Cambia dirigere una partita negli stadi finalmente pieni? «È molto più bello ma capisco la difficoltà dei giovani: un conto è arbitrare in un grande stadio a porte chiuse, un altro è con la spinta di 40.000 o 50.000 spettatori… L’ambiente influisce sui calciatori e può cambiare l’andamento della partita».
Dice il designatore Rocchi: «La Var è uno strumento fondamentale, che va usato, ma chiedo e pretendo che gli arbitri decidano in campo». Lei che ne pensa? «La centralità del ruolo dell’arbitro è il principio fondamentale. Il Var è uno strumento chiave e non si torna indietro ma deve intervenire solo quando c’è un chiaro ed evidente errore. La lettura, l’interpretazione della gara e la capacità decisionale devono restare in mano all’arbitro sul terreno di gioco perché è lui che ci mette la faccia nel bene e nel male».
I giovani arbitri napoletani cosa dovrebbero prendere da lei? «La grinta, l’ambizione e la capacità di autocritica. Cose che dovrebbero essere alla base di ogni percorso».
Cosa è un arbitro? «Colui che porta la giustizia in campo e in quanto tale deve essere un esempio anche fuori dal campo, si è arbitri sempre e per sempre».
Non è stata una domenica semplice…«Siamo consapevoli che spesso è anche un gioco delle parti, ci dispiace quando vengono messe in dubbio la nostra professionalità e la nostra buona fede.
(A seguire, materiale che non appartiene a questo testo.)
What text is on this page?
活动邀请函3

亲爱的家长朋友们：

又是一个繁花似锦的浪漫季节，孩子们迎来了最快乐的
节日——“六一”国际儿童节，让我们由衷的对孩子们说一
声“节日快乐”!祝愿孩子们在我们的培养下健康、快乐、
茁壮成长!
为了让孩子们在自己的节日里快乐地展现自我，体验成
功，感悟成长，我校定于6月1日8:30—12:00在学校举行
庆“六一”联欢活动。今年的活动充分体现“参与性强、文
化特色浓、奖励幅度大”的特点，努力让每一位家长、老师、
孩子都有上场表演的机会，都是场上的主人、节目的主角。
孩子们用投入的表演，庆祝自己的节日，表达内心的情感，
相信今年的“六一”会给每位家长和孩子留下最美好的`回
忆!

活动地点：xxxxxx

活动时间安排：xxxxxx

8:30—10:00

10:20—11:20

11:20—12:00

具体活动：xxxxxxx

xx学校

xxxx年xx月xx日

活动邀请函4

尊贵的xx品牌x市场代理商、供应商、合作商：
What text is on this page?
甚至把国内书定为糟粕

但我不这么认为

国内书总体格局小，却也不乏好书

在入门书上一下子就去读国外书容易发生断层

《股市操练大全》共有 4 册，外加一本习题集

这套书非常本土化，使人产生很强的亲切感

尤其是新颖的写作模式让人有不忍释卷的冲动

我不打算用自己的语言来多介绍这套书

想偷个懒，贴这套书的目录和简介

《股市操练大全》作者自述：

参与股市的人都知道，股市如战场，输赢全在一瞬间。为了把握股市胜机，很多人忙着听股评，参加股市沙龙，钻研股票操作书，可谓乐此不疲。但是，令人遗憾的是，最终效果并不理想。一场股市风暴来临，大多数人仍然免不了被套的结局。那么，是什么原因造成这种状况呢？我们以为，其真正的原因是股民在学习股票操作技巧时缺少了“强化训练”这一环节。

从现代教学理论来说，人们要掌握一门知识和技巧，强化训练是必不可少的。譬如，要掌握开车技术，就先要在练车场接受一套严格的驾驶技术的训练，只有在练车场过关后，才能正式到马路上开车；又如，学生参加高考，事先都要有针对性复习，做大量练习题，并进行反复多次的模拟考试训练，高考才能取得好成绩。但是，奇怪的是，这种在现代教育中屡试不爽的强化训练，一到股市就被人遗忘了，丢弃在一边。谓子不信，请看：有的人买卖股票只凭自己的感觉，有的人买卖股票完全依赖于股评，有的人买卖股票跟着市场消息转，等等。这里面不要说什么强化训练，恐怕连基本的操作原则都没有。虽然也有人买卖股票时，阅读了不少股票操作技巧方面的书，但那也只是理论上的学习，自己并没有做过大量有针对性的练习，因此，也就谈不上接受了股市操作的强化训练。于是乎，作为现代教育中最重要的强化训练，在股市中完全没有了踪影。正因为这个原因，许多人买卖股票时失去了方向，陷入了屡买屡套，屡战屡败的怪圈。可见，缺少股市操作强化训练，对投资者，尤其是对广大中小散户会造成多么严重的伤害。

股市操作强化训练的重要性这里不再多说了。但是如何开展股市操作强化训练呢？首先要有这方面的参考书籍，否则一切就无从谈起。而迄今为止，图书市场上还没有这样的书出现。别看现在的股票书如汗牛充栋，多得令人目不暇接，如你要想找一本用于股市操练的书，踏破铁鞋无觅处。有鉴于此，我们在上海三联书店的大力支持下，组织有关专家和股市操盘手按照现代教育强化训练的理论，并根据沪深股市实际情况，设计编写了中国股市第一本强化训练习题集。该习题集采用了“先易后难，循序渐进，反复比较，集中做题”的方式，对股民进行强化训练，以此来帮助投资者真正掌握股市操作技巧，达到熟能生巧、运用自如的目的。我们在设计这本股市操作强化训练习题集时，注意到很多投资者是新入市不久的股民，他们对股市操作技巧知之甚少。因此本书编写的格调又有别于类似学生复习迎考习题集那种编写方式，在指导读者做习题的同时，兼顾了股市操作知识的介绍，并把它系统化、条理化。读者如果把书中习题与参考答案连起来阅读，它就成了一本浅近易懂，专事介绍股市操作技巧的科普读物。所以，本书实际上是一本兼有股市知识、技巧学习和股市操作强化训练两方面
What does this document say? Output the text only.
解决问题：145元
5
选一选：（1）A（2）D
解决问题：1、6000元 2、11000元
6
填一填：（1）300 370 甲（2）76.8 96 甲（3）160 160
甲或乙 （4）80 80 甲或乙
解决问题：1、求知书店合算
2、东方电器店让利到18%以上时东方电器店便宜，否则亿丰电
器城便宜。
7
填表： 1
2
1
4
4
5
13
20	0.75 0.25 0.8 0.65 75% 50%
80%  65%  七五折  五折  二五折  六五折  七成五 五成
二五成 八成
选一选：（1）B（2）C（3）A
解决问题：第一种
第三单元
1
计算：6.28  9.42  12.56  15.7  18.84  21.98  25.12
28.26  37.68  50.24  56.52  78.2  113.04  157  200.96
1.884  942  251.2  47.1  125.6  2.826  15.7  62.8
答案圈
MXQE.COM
Siamo spietati con noi stessi molto più di quanto non si pensi. Non vogliamo essere protagonisti, un arbitro deve diventarlo solo se chiamato a prendere una decisione difficile o impopolare. Certe polemiche sono strumentali e vanno al di là del singolo episodio. Sospettare che ci sia qualcosa dietro ci fa solo sorridere…».
Gasperini nel suo sfogo, tra l’altro, dice che è il momento che gli arbitri vadano in tv… «Qualcuno di noi ci è già stato, se l’Aia lo riterrà opportuno per noi non ci sono difficoltà a spiegare le nostre decisioni ma soprattutto a farci conoscere meglio».
Vero che siete permalosi? «Perché fin da piccoli siamo abituati a difenderci. Mettersi sulla difensiva può sembrare un atteggiamento permaloso ma non lo è. Spesso in campo è una lotta impari, se vengono in cinque a protestare, non ci può essere dialogo».